Desde la perspectiva del capital humano de Becker, la educación constituye una inversión cuya rentabilidad se expresa en mayor productividad, mejores ingresos y crecimiento económico. Sin embargo, en un entorno marcado por la evolución acelerada del conocimiento y la automatización, las competencias técnicas son de rápida obsolescencia. Ingresar y mantenerse en el mercado laboral se dificulta. Por ello, la responsabilidad del sistema educativo no es solo la transmisión de saberes, sino la ampliación de capacidades que permiten aprender durante toda la vida y así adaptarse a contextos cambiantes.
Aquí, el enfoque de capacidades de Amartya Sen resulta fundamental, pues introduce una inflexión analítica crucial: el desarrollo no se reduce a la disponibilidad de recursos o habilidades, sino a las libertades reales que poseen las personas para “ser y hacer” aquello que tienen razones para valorar. En el ámbito educativo, esto se traduce en la capacidad de agencia -la capacidad de “aprender a aprender”-, elemento central para la autonomía intelectual y profesional. Tales capacidades dependen no solo de las cualidades individuales innatas o adquiridas, sino de condiciones sociales, institucionales y ambientales que permitan convertir el aprendizaje en funcionamientos valiosos.

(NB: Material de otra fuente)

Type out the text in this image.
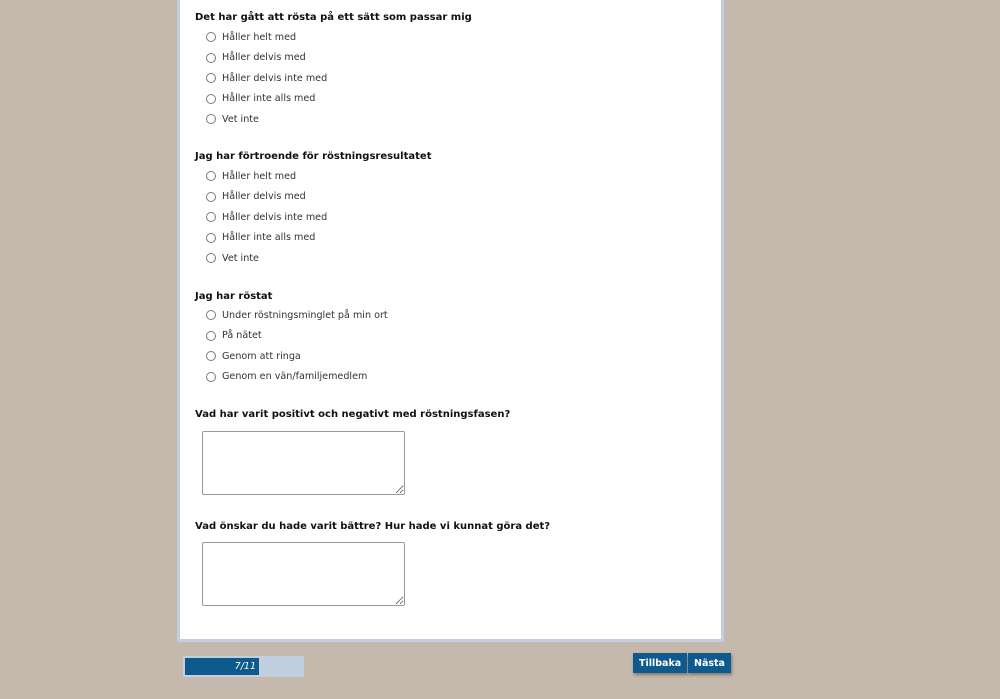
Det har gått att rösta på ett sätt som passar mig

Håller helt med
Håller delvis med
Håller delvis inte med
Håller inte alls med
Vet inte

Jag har förtroende för röstningsresultatet

Håller helt med
Håller delvis med
Håller delvis inte med
Håller inte alls med
Vet inte

Jag har röstat

Under röstningsminglet på min ort
På nätet
Genom att ringa
Genom en vän/familjemedlem

Vad har varit positivt och negativt med röstningsfasen?

Vad önskar du hade varit bättre? Hur hade vi kunnat göra det?

7/11	Tillbaka	Nästa
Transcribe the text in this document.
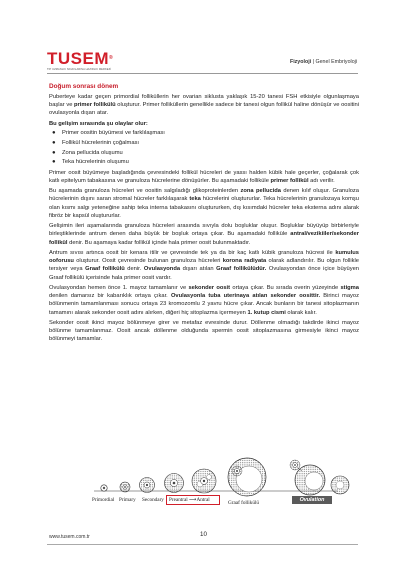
TUSEM®
TIP UZMANLIK SINAVLARINA HAZIRLIK MERKEZİ
Fizyoloji | Genel Embriyoloji
Doğum sonrası dönem
Puberteye kadar geçen primordial folliküllerin her ovarian siklusta yaklaşık 15-20 tanesi FSH etkisiyle olgunlaşmaya başlar ve primer follikülü oluşturur. Primer folliküllerin genellikle sadece bir tanesi olgun follikül haline dönüşür ve oositini ovulasyonla dışarı atar.
Bu gelişim sırasında şu olaylar olur:
● Primer oositin büyümesi ve farklılaşması
● Follikül hücrelerinin çoğalması
● Zona pellucida oluşumu
● Teka hücrelerinin oluşumu
Primer oosit büyümeye başladığında çevresindeki follikül hücreleri de yassı halden kübik hale geçerler, çoğalarak çok katlı epitelyum tabakasına ve granuloza hücrelerine dönüşürler. Bu aşamadaki folliküle primer follikül adı verilir.
Bu aşamada granuloza hücreleri ve oositin salgıladığı glikoproteinlerden zona pellucida denen kılıf oluşur. Granuloza hücrelerinin dışını saran stromal hücreler farklılaşarak teka hücrelerini oluştururlar. Teka hücrelerinin granulozaya komşu olan kısmı salgı yeteneğine sahip teka interna tabakasını oluştururken, dış kısımdaki hücreler teka eksterna adını alarak fibröz bir kapsül oluştururlar.
Gelişimin ileri aşamalarında granuloza hücreleri arasında sıvıyla dolu boşluklar oluşur. Boşluklar büyüyüp birbirleriyle birleştiklerinde antrum denen daha büyük bir boşluk ortaya çıkar. Bu aşamadaki folliküle antral/vezikiiler/sekonder follikül denir. Bu aşamaya kadar follikül içinde hala primer oosit bulunmaktadır.
Antrum sıvısı artınca oosit bir kenara itilir ve çevresinde tek ya da bir kaç katlı kübik granuloza hücresi ile kumulus ooforusu oluşturur. Oosit çevresinde bulunan granuloza hücreleri korona radiyata olarak adlandırılır. Bu olgun follikle tersiyer veya Graaf follikülü denir. Ovulasyonda dışarı atılan Graaf follikülüdür. Ovulasyondan önce içice büyüyen Graaf follikülü içerisinde hala primer oosit vardır.
Ovulasyondan hemen önce 1. mayoz tamamlanır ve sekonder oosit ortaya çıkar. Bu sırada overin yüzeyinde stigma denilen damarsız bir kabarıklık ortaya çıkar. Ovulasyonla tuba uterinaya atılan sekonder oosittir. Birinci mayoz bölünmenin tamamlanması sonucu ortaya 23 kromozomlu 2 yavru hücre çıkar. Ancak bunların bir tanesi sitoplazmanın tamamını alarak sekonder oosit adını alırken, diğeri hiç sitoplazma içermeyen 1. kutup cismi olarak kalır.
Sekonder oosit ikinci mayoz bölünmeye girer ve metafaz evresinde durur. Döllenme olmadığı takdirde ikinci mayoz bölünme tamamlanmaz. Oosit ancak döllenme olduğunda spermin oosit sitoplazmasına girmesiyle ikinci mayoz bölünmeyi tamamlar.
Primordial Primary Secondary Preantral ⟶Antral	Graaf follikülü	Ovulation
www.tusem.com.tr	10
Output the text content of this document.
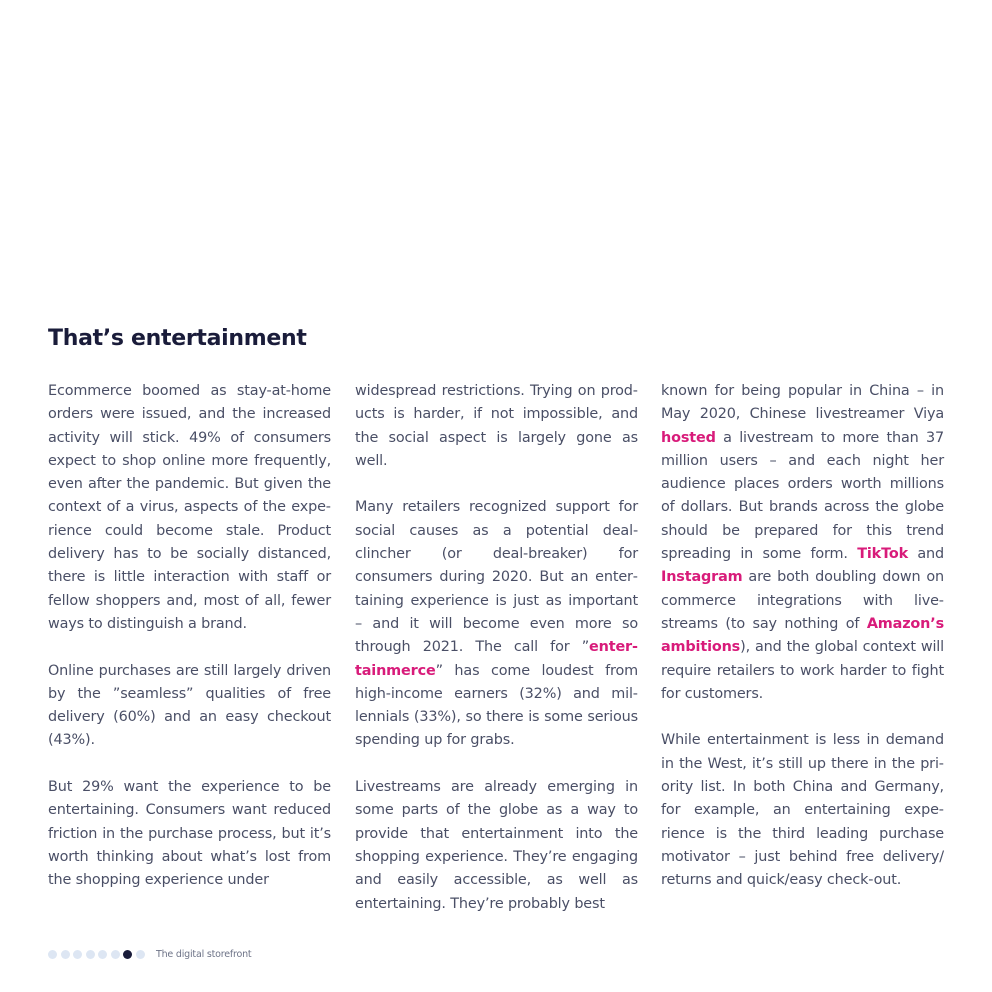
That’s entertainment

Ecommerce boomed as stay-at-home orders were issued, and the increased activity will stick. 49% of consumers expect to shop online more frequently, even after the pandemic. But given the context of a virus, aspects of the experience could become stale. Product delivery has to be socially distanced, there is little interaction with staff or fellow shoppers and, most of all, fewer ways to distinguish a brand.

Online purchases are still largely driven by the ”seamless” qualities of free delivery (60%) and an easy checkout (43%).

But 29% want the experience to be entertaining. Consumers want reduced friction in the purchase process, but it’s worth thinking about what’s lost from the shopping experience under

widespread restrictions. Trying on products is harder, if not impossible, and the social aspect is largely gone as well.

Many retailers recognized support for social causes as a potential deal-clincher (or deal-breaker) for consumers during 2020. But an entertaining experience is just as important – and it will become even more so through 2021. The call for ”entertainmerce” has come loudest from high-income earners (32%) and millennials (33%), so there is some serious spending up for grabs.

Livestreams are already emerging in some parts of the globe as a way to provide that entertainment into the shopping experience. They’re engaging and easily accessible, as well as entertaining. They’re probably best

known for being popular in China – in May 2020, Chinese livestreamer Viya hosted a livestream to more than 37 million users – and each night her audience places orders worth millions of dollars. But brands across the globe should be prepared for this trend spreading in some form. TikTok and Instagram are both doubling down on commerce integrations with livestreams (to say nothing of Amazon’s ambitions), and the global context will require retailers to work harder to fight for customers.

While entertainment is less in demand in the West, it’s still up there in the priority list. In both China and Germany, for example, an entertaining experience is the third leading purchase motivator – just behind free delivery/ returns and quick/easy check-out.

The digital storefront
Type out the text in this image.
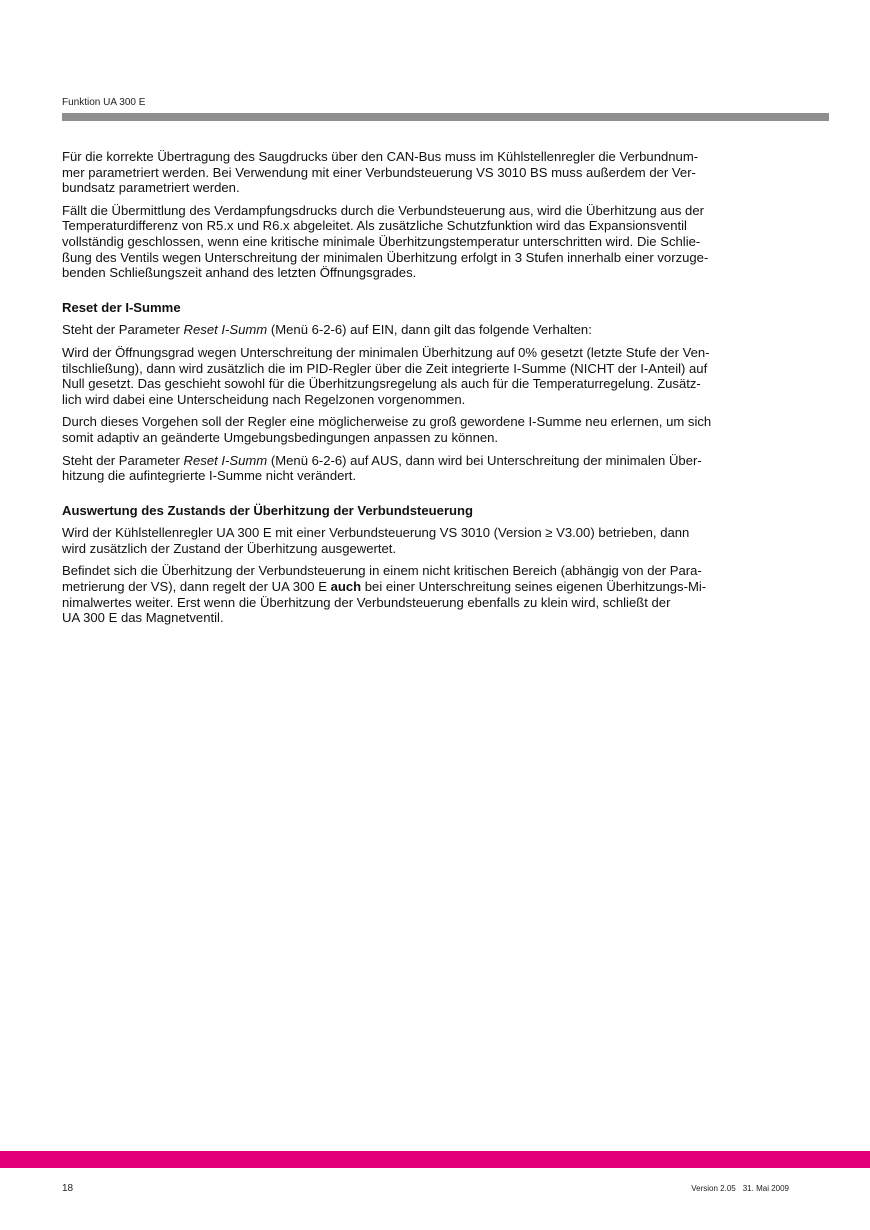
Funktion UA 300 E

Für die korrekte Übertragung des Saugdrucks über den CAN-Bus muss im Kühlstellenregler die Verbundnum-
mer parametriert werden. Bei Verwendung mit einer Verbundsteuerung VS 3010 BS muss außerdem der Ver-
bundsatz parametriert werden.

Fällt die Übermittlung des Verdampfungsdrucks durch die Verbundsteuerung aus, wird die Überhitzung aus der
Temperaturdifferenz von R5.x und R6.x abgeleitet. Als zusätzliche Schutzfunktion wird das Expansionsventil
vollständig geschlossen, wenn eine kritische minimale Überhitzungstemperatur unterschritten wird. Die Schlie-
ßung des Ventils wegen Unterschreitung der minimalen Überhitzung erfolgt in 3 Stufen innerhalb einer vorzuge-
benden Schließungszeit anhand des letzten Öffnungsgrades.

Reset der I-Summe

Steht der Parameter Reset I-Summ (Menü 6-2-6) auf EIN, dann gilt das folgende Verhalten:

Wird der Öffnungsgrad wegen Unterschreitung der minimalen Überhitzung auf 0% gesetzt (letzte Stufe der Ven-
tilschließung), dann wird zusätzlich die im PID-Regler über die Zeit integrierte I-Summe (NICHT der I-Anteil) auf
Null gesetzt. Das geschieht sowohl für die Überhitzungsregelung als auch für die Temperaturregelung. Zusätz-
lich wird dabei eine Unterscheidung nach Regelzonen vorgenommen.

Durch dieses Vorgehen soll der Regler eine möglicherweise zu groß gewordene I-Summe neu erlernen, um sich
somit adaptiv an geänderte Umgebungsbedingungen anpassen zu können.

Steht der Parameter Reset I-Summ (Menü 6-2-6) auf AUS, dann wird bei Unterschreitung der minimalen Über-
hitzung die aufintegrierte I-Summe nicht verändert.

Auswertung des Zustands der Überhitzung der Verbundsteuerung

Wird der Kühlstellenregler UA 300 E mit einer Verbundsteuerung VS 3010 (Version ≥ V3.00) betrieben, dann
wird zusätzlich der Zustand der Überhitzung ausgewertet.

Befindet sich die Überhitzung der Verbundsteuerung in einem nicht kritischen Bereich (abhängig von der Para-
metrierung der VS), dann regelt der UA 300 E auch bei einer Unterschreitung seines eigenen Überhitzungs-Mi-
nimalwertes weiter. Erst wenn die Überhitzung der Verbundsteuerung ebenfalls zu klein wird, schließt der
UA 300 E das Magnetventil.

18	Version 2.05 31. Mai 2009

En suma, mientras Becker señala que la educación es una inversión con retornos económicos y sociales, Sen subraya que el desarrollo humano se mide por la libertad real de las personas para transformar su aprendizaje en vidas que valoran. La universidad del siglo XXI debe operar en esta doble lógica: producir capital humano pertinente para una economía en transformación y, simultáneamente, cultivar capacidades humanas que fundamenten el desarrollo sostenible e inclusivo.
En consecuencia, la educación superior no puede interpretarse únicamente como mecanismo de inserción laboral, sino como espacio de construcción de capacidades fundamentales para la vida democrática, la movilidad social y la innovación. En contextos como el colombiano, caracterizados por desigualdades estructurales, brechas territoriales y transiciones productivas incompletas, esta función resulta particularmente crítica. Las universidades, además de producir conocimiento, amplían horizontes de vida, fortalecen la cohesión social y contribuyen a la consolidación de la ciudadanía.
Esto implica promover modelos curriculares flexibles, fortalecer la investigación, ampliar el acceso, integrar tecnologías emergentes con sentido pedagógico y garantizar entornos institucionales que potencien la agencia y el aprendizaje autónomo. Esta perspectiva es, además de deseable, indispensable para construir futuros colectivos en sociedades complejas como la nuestra.